As a result of this decision, communities with higher proportions of minority populations, immigrants, workers, and low-income wage earners suffered from job losses, limited access to health services and information, as well as high rates of cases and deaths (Sheth & Bettencourt, 2023). For example, the mortality rate ranged from 121.2 per 100,000 inhabitants (95% CI: 112-131) in the highest income quartile to 150.2 (95% CI: 136-165) in the lowest income and most disadvantaged quartile in the city of Barcelona. The hypothesis is that quarantine measures increased health inequalities, especially among the most disadvantaged groups (Politi et al., 2020). In this sense, it is very likely that increased exposure among members of large families is associated with other factors, including poor housing quality or inadequate disinfection measures. In a review of stay-at-home orders, the authors concluded that there was a relatively small additional effect on virus transmission, with variable mortality rates. With the closure of schools, minimal transmission was observed (Murphy et al., 2023).
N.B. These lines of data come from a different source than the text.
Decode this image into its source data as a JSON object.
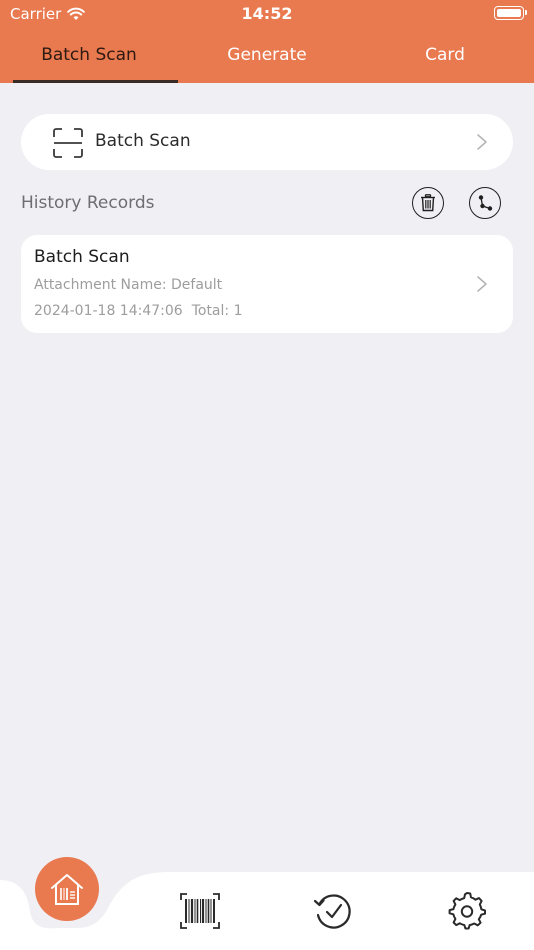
{
  "status_bar": {
    "carrier": "Carrier",
    "time": "14:52"
  },
  "tabs": [
    {
      "label": "Batch Scan",
      "active": true
    },
    {
      "label": "Generate",
      "active": false
    },
    {
      "label": "Card",
      "active": false
    }
  ],
  "scan_card": {
    "icon": "scan-frame-icon",
    "label": "Batch Scan"
  },
  "history": {
    "title": "History Records",
    "actions": [
      "trash-icon",
      "share-icon"
    ]
  },
  "records": [
    {
      "title": "Batch Scan",
      "attachment": "Attachment Name: Default",
      "datetime": "2024-01-18 14:47:06",
      "total": "Total: 1"
    }
  ],
  "bottom_nav": [
    "home-icon",
    "barcode-icon",
    "history-icon",
    "settings-icon"
  ],
  "colors": {
    "accent": "#e9794f",
    "background": "#efeff4",
    "card": "#ffffff"
  }
}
Sweden's unique approach to pandemic management, which avoided lockdowns and mandatory vaccination, also attracted attention. Despite these flexible measures, Sweden had one of the lowest COVID-19 mortality rates in Europe, and the long-term impact on excess mortality was similar to that of other Nordic countries that adopted stricter lockdown approaches (Hallberg et al., 2025). This atypical case suggests that, in addition to vaccination, other factors such as public behavior, the resilience of the healthcare system, and perhaps the development of herd immunity, play a significant role in the pandemic's outcomes (Kubai, 2022). For example, high levels of trust in government and adherence to voluntary guidelines may have contributed to Sweden's relatively favourable outcomes (Born et al., 2021). As such, caution should be exercised when drawing consensus conclusions from WHO data alone, and a more nuanced analysis is needed to understand the interaction of various factors.
Most cases of cluster transmission in China occurred in large families living together in crowded homes, a common profile in low-income communities (WHO & Aylward, Bruce (WHO); Liang, 2020). In addition, the mortality rate from COVID-19 was higher among populations with underlying chronic diseases (Abduljalil & Abduljalil, 2020; Adhikari et al., 2020; Huang et al., 2021). A Finnish multicohort study has consistently shown that unfavourable socioeconomic status is associated with a higher prevalence of chronic diseases, including heart disease, obesity, and diabetes (Kivimäki et al., 2020).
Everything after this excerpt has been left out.